In the Iranian capital, all anyone can talk about is the rial, and how lives have been turned upside down in one terrible week. Every elevator ride, office visit, or quick run to the supermarket brings new gossip about the currency’s drop and a swirl of speculation about who is to blame.
“Better buy now,” one rice seller advised Abbas Sharabi, a retired factory guard, who had decided to buy 900 pounds of Iran’s most basic staple in order to feed his extended family for a year.
“As I was gathering my money, the man received a phone call,” said Sharabi, smoking cigarette after cigarette on Thursday while waiting for a bus. “When he hung up he told me prices had just gone up by 10 percent. Of course I paid.
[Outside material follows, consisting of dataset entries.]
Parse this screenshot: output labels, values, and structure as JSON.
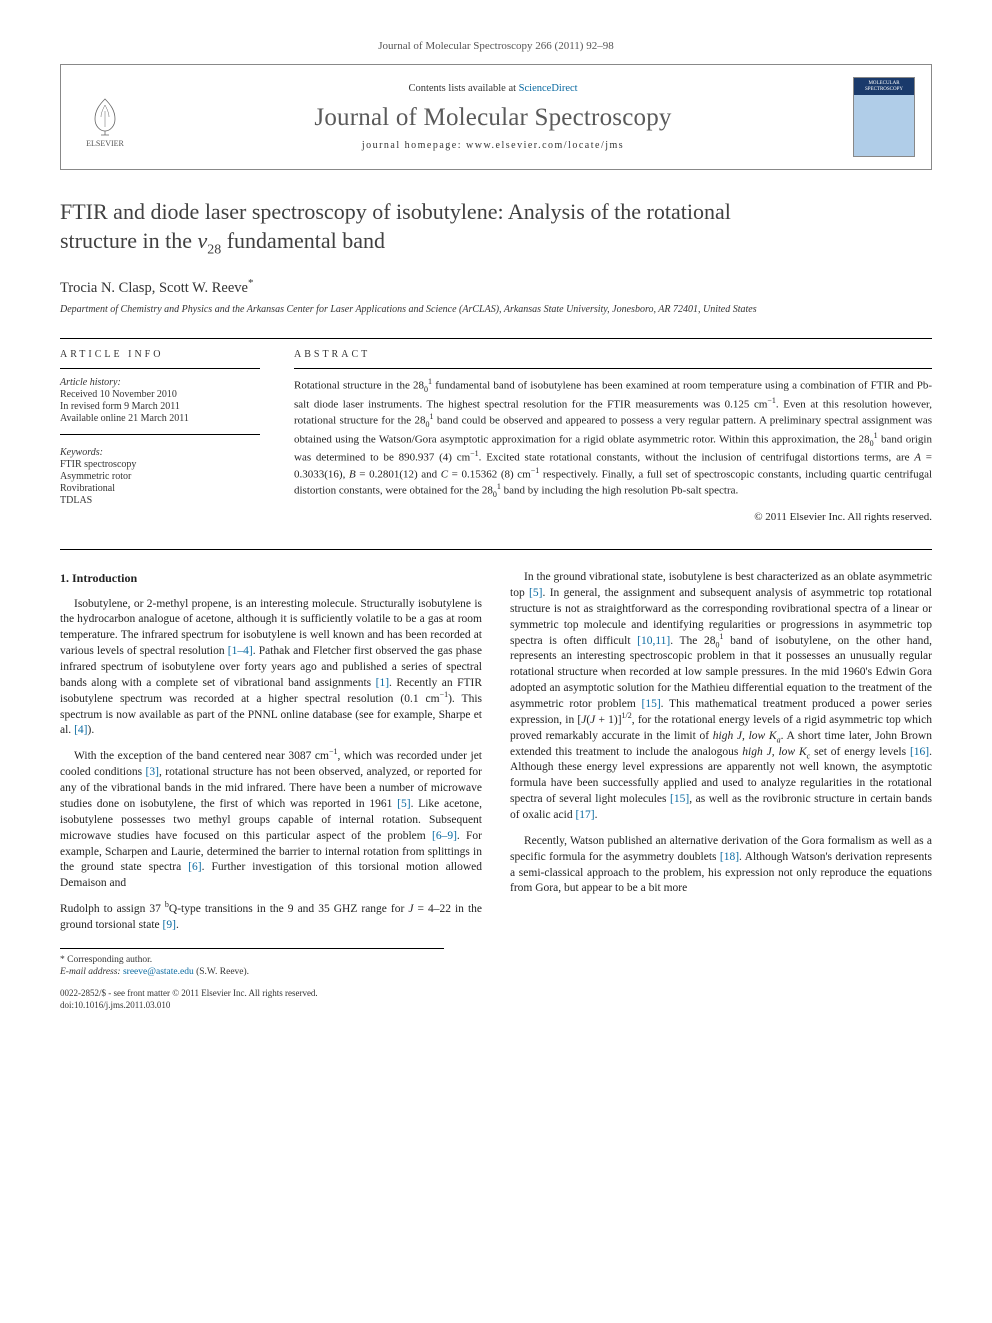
{
  "journal_ref": "Journal of Molecular Spectroscopy 266 (2011) 92–98",
  "header": {
    "contents_prefix": "Contents lists available at ",
    "contents_link": "ScienceDirect",
    "journal_name": "Journal of Molecular Spectroscopy",
    "homepage_prefix": "journal homepage: ",
    "homepage_url": "www.elsevier.com/locate/jms",
    "publisher_logo_label": "ELSEVIER"
  },
  "title": {
    "line1": "FTIR and diode laser spectroscopy of isobutylene: Analysis of the rotational",
    "line2_pre": "structure in the ",
    "line2_sym": "ν",
    "line2_sub": "28",
    "line2_post": " fundamental band"
  },
  "authors": "Trocia N. Clasp, Scott W. Reeve",
  "corr_mark": "*",
  "affiliation": "Department of Chemistry and Physics and the Arkansas Center for Laser Applications and Science (ArCLAS), Arkansas State University, Jonesboro, AR 72401, United States",
  "article_info": {
    "heading": "ARTICLE INFO",
    "history_head": "Article history:",
    "received": "Received 10 November 2010",
    "revised": "In revised form 9 March 2011",
    "online": "Available online 21 March 2011",
    "keywords_head": "Keywords:",
    "kw1": "FTIR spectroscopy",
    "kw2": "Asymmetric rotor",
    "kw3": "Rovibrational",
    "kw4": "TDLAS"
  },
  "abstract": {
    "heading": "ABSTRACT",
    "text_html": "Rotational structure in the 28<sub>0</sub><sup>1</sup> fundamental band of isobutylene has been examined at room temperature using a combination of FTIR and Pb-salt diode laser instruments. The highest spectral resolution for the FTIR measurements was 0.125 cm<sup>−1</sup>. Even at this resolution however, rotational structure for the 28<sub>0</sub><sup>1</sup> band could be observed and appeared to possess a very regular pattern. A preliminary spectral assignment was obtained using the Watson/Gora asymptotic approximation for a rigid oblate asymmetric rotor. Within this approximation, the 28<sub>0</sub><sup>1</sup> band origin was determined to be 890.937 (4) cm<sup>−1</sup>. Excited state rotational constants, without the inclusion of centrifugal distortions terms, are <i>A</i> = 0.3033(16), <i>B</i> = 0.2801(12) and <i>C</i> = 0.15362 (8) cm<sup>−1</sup> respectively. Finally, a full set of spectroscopic constants, including quartic centrifugal distortion constants, were obtained for the 28<sub>0</sub><sup>1</sup> band by including the high resolution Pb-salt spectra.",
    "copyright": "© 2011 Elsevier Inc. All rights reserved."
  },
  "body": {
    "section_heading": "1. Introduction",
    "p1_html": "Isobutylene, or 2-methyl propene, is an interesting molecule. Structurally isobutylene is the hydrocarbon analogue of acetone, although it is sufficiently volatile to be a gas at room temperature. The infrared spectrum for isobutylene is well known and has been recorded at various levels of spectral resolution <span class=\"ref\">[1–4]</span>. Pathak and Fletcher first observed the gas phase infrared spectrum of isobutylene over forty years ago and published a series of spectral bands along with a complete set of vibrational band assignments <span class=\"ref\">[1]</span>. Recently an FTIR isobutylene spectrum was recorded at a higher spectral resolution (0.1 cm<sup>−1</sup>). This spectrum is now available as part of the PNNL online database (see for example, Sharpe et al. <span class=\"ref\">[4]</span>).",
    "p2_html": "With the exception of the band centered near 3087 cm<sup>−1</sup>, which was recorded under jet cooled conditions <span class=\"ref\">[3]</span>, rotational structure has not been observed, analyzed, or reported for any of the vibrational bands in the mid infrared. There have been a number of microwave studies done on isobutylene, the first of which was reported in 1961 <span class=\"ref\">[5]</span>. Like acetone, isobutylene possesses two methyl groups capable of internal rotation. Subsequent microwave studies have focused on this particular aspect of the problem <span class=\"ref\">[6–9]</span>. For example, Scharpen and Laurie, determined the barrier to internal rotation from splittings in the ground state spectra <span class=\"ref\">[6]</span>. Further investigation of this torsional motion allowed Demaison and",
    "p3_html": "Rudolph to assign 37 <sup>b</sup>Q-type transitions in the 9 and 35 GHZ range for <i>J</i> = 4–22 in the ground torsional state <span class=\"ref\">[9]</span>.",
    "p4_html": "In the ground vibrational state, isobutylene is best characterized as an oblate asymmetric top <span class=\"ref\">[5]</span>. In general, the assignment and subsequent analysis of asymmetric top rotational structure is not as straightforward as the corresponding rovibrational spectra of a linear or symmetric top molecule and identifying regularities or progressions in asymmetric top spectra is often difficult <span class=\"ref\">[10,11]</span>. The 28<sub>0</sub><sup>1</sup> band of isobutylene, on the other hand, represents an interesting spectroscopic problem in that it possesses an unusually regular rotational structure when recorded at low sample pressures. In the mid 1960's Edwin Gora adopted an asymptotic solution for the Mathieu differential equation to the treatment of the asymmetric rotor problem <span class=\"ref\">[15]</span>. This mathematical treatment produced a power series expression, in [<i>J</i>(<i>J</i> + 1)]<sup>1/2</sup>, for the rotational energy levels of a rigid asymmetric top which proved remarkably accurate in the limit of <i>high J, low K<sub>a</sub></i>. A short time later, John Brown extended this treatment to include the analogous <i>high J, low K<sub>c</sub></i> set of energy levels <span class=\"ref\">[16]</span>. Although these energy level expressions are apparently not well known, the asymptotic formula have been successfully applied and used to analyze regularities in the rotational spectra of several light molecules <span class=\"ref\">[15]</span>, as well as the rovibronic structure in certain bands of oxalic acid <span class=\"ref\">[17]</span>.",
    "p5_html": "Recently, Watson published an alternative derivation of the Gora formalism as well as a specific formula for the asymmetry doublets <span class=\"ref\">[18]</span>. Although Watson's derivation represents a semi-classical approach to the problem, his expression not only reproduce the equations from Gora, but appear to be a bit more"
  },
  "footnotes": {
    "corr": "* Corresponding author.",
    "email_label": "E-mail address:",
    "email": "sreeve@astate.edu",
    "email_suffix": "(S.W. Reeve)."
  },
  "bottom": {
    "line1": "0022-2852/$ - see front matter © 2011 Elsevier Inc. All rights reserved.",
    "line2": "doi:10.1016/j.jms.2011.03.010"
  },
  "colors": {
    "link": "#0a6aa1",
    "text": "#222222",
    "muted": "#5a5a5a",
    "rule": "#000000"
  }
}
God knows how much it will cost tomorrow.”
While only a few people actually need to exchange the rial for foreign currency, its value is one of the few clear indicators of the state of the economy, and its fall has sharply raised the prices of most staples.
In Tehran, many residents spend their days calling on money changers and visiting banks, deliberating whether to sell their rials now or wait for a miracle that would restore the rates to old levels, or for even a modest rally from the panic-driven lows of the last week.
“The fluctuations are so large that nobody knows whether it is better to wait or to change now,” said Ahmad, 65, as he shared a taxi to the west Tehran neighborhood of Sadeghiyeh.
“I am so fed up,” said Ahmad, a garment seller, who like others here did not want to be identified by his full name for fear of retribution from the authorities. “I want to have a normal life, but from breakfast, to lunch to dinner, everybody only nervously talks of hard currency.”
Like many residents of the capital, Ahmad had tuned in to President Mahmoud Ahmadinejad’s news conference on Tuesday, hoping that he would offer some sort of solution.
Instead, Ahmadinejad attributed most of the rial’s weakness to currency speculators and the sanctions, saying that it is only natural that the currency should suffer when it is possible to sell oil only in small quantities and when it is hard to make international bank transfers.